The coronavirus disease (Covid-19) first appeared in the Wuhan district of Hubei province of China in early December 2019. The first case was reported by China on January 7, 2020, and this aroused variable interest worldwide, with most countries initially ignoring the novel infection. Fortunately, Indian health authorities sensed the danger, largely because the country has always been alert to new infections. The scientific think-tank at the Indian council of Medical Research (ICMR) became active immediately and the first laboratory confirmed case was identified at ICMR's National Institute of Virology (NIV), Pune, sometime towards the end of January.
A look at the world Covid meter shows that there is striking variation in mortality rates across countries, ranging from 0.2% to 15% depending on age, the smoking habit and pre-existing co-morbidities. It may be too early to tell, but in general, countries in the Northern hemisphere have faced the maximum brunt, and those in the Southern hemisphere (and those located proximate to the Equator) have so far escaped high infection numbers.
Three factors seem to be playing a role in the observed lower numbers in India with almost zero occurrence of severe Covid-19 cases (until now). First, broad-based immunity in the population due to the extensive microbial load. The Indian population has been exposed to a vast variety of pathogens, including bacteria, parasites and viruses leading to the generation of broad specific memory T-cells in the system, ready to attack additional foreign invaders.

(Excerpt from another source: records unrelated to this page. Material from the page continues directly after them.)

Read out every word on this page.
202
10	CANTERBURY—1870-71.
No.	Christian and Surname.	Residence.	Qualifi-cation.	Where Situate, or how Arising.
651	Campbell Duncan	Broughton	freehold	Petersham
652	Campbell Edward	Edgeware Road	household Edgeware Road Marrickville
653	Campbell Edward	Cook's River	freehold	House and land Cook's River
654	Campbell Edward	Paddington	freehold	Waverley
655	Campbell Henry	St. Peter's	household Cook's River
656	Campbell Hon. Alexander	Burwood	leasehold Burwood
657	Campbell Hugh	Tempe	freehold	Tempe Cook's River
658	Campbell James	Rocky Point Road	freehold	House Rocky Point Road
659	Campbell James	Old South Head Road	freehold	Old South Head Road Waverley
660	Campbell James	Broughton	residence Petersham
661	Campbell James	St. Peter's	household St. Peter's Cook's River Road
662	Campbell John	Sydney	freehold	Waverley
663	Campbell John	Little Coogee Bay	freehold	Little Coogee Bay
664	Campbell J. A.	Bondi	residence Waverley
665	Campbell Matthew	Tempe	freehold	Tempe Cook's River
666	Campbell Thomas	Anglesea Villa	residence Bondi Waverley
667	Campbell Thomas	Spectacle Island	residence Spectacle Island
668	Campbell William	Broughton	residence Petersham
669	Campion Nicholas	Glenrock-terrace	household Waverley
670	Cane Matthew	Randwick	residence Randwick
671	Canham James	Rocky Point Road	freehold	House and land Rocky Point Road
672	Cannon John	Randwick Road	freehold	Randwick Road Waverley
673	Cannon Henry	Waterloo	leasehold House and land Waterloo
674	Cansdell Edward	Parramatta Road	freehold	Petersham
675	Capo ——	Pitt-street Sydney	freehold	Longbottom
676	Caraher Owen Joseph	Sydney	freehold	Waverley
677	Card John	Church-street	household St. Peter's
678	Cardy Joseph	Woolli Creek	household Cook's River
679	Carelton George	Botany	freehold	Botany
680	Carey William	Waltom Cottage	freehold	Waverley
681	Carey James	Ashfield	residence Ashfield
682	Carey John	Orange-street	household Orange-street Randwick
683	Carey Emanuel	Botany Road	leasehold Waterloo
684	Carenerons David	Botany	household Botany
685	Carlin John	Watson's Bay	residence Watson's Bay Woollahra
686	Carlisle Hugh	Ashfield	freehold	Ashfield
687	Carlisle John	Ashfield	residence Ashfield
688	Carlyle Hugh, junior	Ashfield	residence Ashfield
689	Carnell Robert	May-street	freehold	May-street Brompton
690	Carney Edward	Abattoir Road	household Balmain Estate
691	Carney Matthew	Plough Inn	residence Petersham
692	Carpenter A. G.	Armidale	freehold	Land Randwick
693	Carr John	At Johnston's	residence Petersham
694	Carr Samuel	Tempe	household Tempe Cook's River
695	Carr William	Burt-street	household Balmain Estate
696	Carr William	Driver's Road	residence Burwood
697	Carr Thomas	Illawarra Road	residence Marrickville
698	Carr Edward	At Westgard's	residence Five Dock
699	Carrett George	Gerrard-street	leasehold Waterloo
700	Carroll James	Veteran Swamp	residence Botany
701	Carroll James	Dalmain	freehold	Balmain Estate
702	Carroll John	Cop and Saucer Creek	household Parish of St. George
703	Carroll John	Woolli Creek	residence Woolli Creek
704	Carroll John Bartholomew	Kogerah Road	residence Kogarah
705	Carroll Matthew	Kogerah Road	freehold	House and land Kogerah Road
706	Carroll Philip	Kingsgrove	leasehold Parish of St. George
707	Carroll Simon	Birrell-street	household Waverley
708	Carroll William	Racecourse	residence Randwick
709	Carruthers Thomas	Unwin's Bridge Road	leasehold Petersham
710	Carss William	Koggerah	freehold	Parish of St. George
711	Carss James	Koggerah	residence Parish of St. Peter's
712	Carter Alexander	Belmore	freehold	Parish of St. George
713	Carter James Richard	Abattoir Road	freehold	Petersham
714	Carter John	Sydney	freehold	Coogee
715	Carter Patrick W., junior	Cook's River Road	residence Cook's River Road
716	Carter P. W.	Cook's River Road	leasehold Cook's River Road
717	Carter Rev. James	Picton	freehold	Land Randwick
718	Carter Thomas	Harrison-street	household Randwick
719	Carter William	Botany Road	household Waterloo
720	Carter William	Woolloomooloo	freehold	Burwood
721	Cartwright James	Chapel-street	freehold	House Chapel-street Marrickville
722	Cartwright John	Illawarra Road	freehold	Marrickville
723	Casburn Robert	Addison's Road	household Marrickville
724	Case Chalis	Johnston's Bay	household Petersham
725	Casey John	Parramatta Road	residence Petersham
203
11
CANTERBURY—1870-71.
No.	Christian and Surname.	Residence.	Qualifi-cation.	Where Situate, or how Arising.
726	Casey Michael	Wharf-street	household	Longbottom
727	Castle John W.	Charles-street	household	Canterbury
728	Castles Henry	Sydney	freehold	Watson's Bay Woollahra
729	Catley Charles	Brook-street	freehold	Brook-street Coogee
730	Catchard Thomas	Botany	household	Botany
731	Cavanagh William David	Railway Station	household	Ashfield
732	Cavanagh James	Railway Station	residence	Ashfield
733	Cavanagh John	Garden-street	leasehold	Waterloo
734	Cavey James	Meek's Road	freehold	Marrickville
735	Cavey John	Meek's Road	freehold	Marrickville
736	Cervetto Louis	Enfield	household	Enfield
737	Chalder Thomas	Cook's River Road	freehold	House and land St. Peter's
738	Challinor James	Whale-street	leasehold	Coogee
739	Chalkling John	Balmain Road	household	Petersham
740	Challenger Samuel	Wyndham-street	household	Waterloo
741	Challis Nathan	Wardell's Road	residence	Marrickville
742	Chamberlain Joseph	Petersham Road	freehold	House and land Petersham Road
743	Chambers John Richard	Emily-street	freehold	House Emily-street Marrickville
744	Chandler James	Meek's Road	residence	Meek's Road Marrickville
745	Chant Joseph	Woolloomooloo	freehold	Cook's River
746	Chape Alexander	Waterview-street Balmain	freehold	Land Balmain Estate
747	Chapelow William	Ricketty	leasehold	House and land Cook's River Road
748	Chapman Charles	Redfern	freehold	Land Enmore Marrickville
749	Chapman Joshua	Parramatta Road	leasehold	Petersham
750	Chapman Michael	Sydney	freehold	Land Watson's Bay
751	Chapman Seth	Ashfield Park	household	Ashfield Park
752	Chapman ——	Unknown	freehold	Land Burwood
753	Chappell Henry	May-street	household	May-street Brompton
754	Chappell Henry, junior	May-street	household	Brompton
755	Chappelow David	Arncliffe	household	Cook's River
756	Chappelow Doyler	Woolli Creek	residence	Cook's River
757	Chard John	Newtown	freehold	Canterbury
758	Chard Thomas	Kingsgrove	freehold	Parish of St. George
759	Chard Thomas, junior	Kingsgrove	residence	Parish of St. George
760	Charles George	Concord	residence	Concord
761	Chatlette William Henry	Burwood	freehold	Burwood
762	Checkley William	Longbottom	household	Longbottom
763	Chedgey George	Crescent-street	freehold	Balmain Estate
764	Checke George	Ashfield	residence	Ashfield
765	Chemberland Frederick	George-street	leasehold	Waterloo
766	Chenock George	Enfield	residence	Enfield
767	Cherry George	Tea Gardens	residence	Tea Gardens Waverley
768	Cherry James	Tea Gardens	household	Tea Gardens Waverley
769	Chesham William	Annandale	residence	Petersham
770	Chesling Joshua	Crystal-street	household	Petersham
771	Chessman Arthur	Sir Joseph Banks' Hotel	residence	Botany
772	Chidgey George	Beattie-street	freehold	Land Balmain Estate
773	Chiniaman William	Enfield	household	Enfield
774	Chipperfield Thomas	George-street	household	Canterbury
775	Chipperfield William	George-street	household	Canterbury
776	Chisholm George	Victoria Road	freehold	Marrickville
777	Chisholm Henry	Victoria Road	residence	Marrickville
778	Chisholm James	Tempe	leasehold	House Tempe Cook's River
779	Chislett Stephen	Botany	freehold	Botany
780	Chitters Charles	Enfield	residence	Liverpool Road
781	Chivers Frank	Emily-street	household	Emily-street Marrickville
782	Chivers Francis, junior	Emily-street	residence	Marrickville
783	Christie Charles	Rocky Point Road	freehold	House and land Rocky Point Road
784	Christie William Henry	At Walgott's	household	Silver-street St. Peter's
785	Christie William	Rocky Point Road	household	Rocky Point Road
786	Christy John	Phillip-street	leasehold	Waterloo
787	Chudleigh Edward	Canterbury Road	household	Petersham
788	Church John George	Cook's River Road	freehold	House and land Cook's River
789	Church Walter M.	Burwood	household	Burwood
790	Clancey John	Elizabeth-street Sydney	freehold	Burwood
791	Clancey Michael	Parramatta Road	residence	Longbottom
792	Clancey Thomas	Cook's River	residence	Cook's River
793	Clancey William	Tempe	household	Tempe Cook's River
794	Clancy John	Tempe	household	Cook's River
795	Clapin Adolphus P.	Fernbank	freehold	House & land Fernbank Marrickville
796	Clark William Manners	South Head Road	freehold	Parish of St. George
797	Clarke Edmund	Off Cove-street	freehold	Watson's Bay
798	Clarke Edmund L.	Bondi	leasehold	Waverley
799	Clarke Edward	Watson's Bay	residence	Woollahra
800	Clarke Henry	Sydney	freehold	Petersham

For example, the three main killers of Tuberculosis, HIV and Malaria have plagued India, Africa and several countries in the Southern hemisphere much more than the European and North American nations. In the context of CoV-2 coronavirus, the beneficial role of chloroquine and hydroxychloroquine has been much talked about and debated, while there has already been an extensive usage of this drug at the community level in India -- this too may ultimately prove beneficial.
Second, epigenetic factors that include environment and food habits may also play a beneficial role for countries such as India; much literature is already available in Ayurveda and other Indian systems of medicine on the definitive beneficial effects of Indian spices in augmenting immunity.
Third, and most important, is the possible role of immune response genes in the Indian population. These genes are collectively referred to as comprising the human leucocyte antigen system or simply, the HLA genes. Their main biological function is to present invading foreign antigens to the immune systems, since T-cells, which act as the body's soldiers come into play only when pathogens are presented to them in a more formal manner in association with HLA genes. In other words, the pathogen must first attach to compounds created by HLA genes before T-Cells attack it. If no such compounds are produced by the body, then the T-Cells are ineffective. As a consequence of the microbial load, the Indian population possesses a high genetic diversity of HLA, much more extensive than Caucasian populations. Indeed, studies by the author at the All India Institute of Medical Sciences, New Delhi, over several decades revealed the presence of several novel HLA genes and their alleles in the Indian population, most of which do not occur in other ethnic groups. Such genetic diversity of HLA could affect viral fitness.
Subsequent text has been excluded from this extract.